More Proof Tax Cuts for the Rich Don't Grow the Economy

Some economic facts are counter-intuitive: difficult to explain and persuade people of because they seem to contradict common sense (which is neither common nor sensible, but I digress.)
 
Like government spending to stimulate a week economy. That's the opposite of what people do individually - when you are in a budget crunch, you spend less. But government is not you and family budgeting does not work for an entity that has to grow the entire economy. Government spending is in fact the only thing that can save an economy struggling from weak demand because all of us individuals are saving our money.

But there's no contradiction in and no difficulty understanding the fact that cutting taxes for the rich doesn't help grow the economy. Unlike working people, the rich don't spend extra money; they hoard it - usually in another country. Because those motherfuckers never lift a finger to help the rest of us.
 
Congressional Republicans and their party’s presidential nominee have both pushed plans to cut taxes on the wealthiest Americans in hopes that such a move would stimulate the economy and aid the recovery from the Great Recession. A new study, however, indicates that tax cuts for the wealthiest earners fail to generate economic growth at the same pace as tax cuts aimed at low- and middle-income earners. 
The study, conducted by Owen M. Zidar, a former staff economist on President Obama’s Council of Economic Advisers and a graduate student at California-Berkeley, examined economic growth in the states with the most high-income earners.

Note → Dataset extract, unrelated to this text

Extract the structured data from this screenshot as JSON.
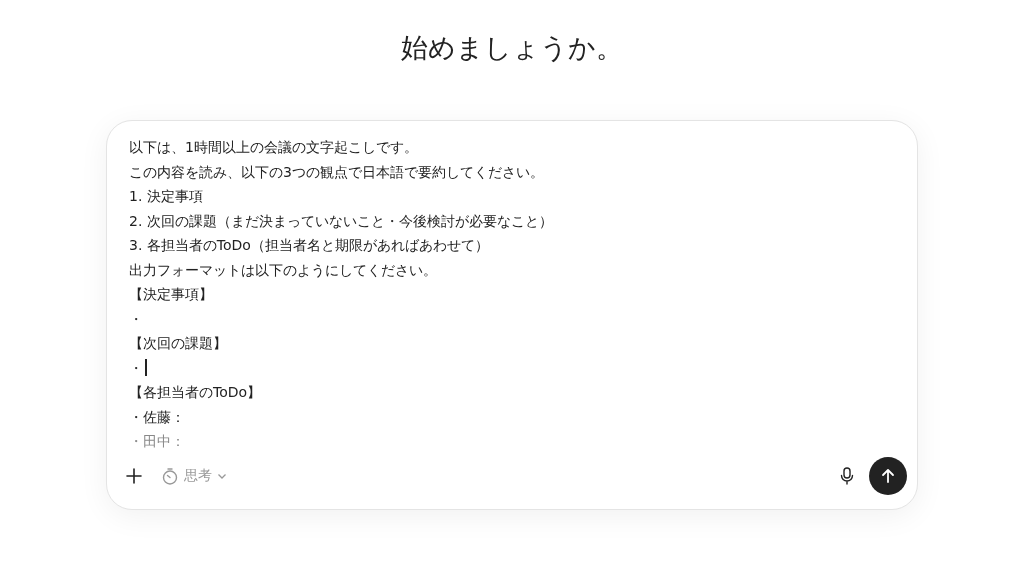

Zidar reasoned that “states with a large share of high income taxpayers should grow faster following a tax cut for high income earners” if the tax cuts had the economic effect conservatives claim.

What he found, though, is that the effect of tax cuts for the rich was “insignificant statistically,” as Reuters’ David Cay Johnston reported:
“Almost all of the stimulative effect of tax cuts,” Zidar found, “results from tax cuts for the bottom 90%. A one percent of GDP tax cut for the bottom 90% results in 2.7 percentage points of GDP growth over a two-year period. The corresponding estimate for the top 10% is 0.13 percentage points and is insignificant statistically.”
Zidar’s study provides more empirical backing to what the U.S. has experienced over the last 30 years. Supply-side tax cutting policies have not led to the growth their Republican proponents promised. The Bush tax cuts, for instance, were followed by the weakest decade for economic expansion on record.

Still, Republicans, some of whom admit that the Bush tax cuts didn’t lead to the desired growth, are sticking to their ideology. Republican presidential nominee Mitt Romney proposed a tax cut that is four times larger than the Bush tax cuts; the GOP has fought efforts to allow the high-income tax cuts expire at the end of the year, arguing that doing so would dampen growth; and Republican governors across the country have pushed tax cut packages aimed at the wealthy even as their states struggle with budget shortfalls.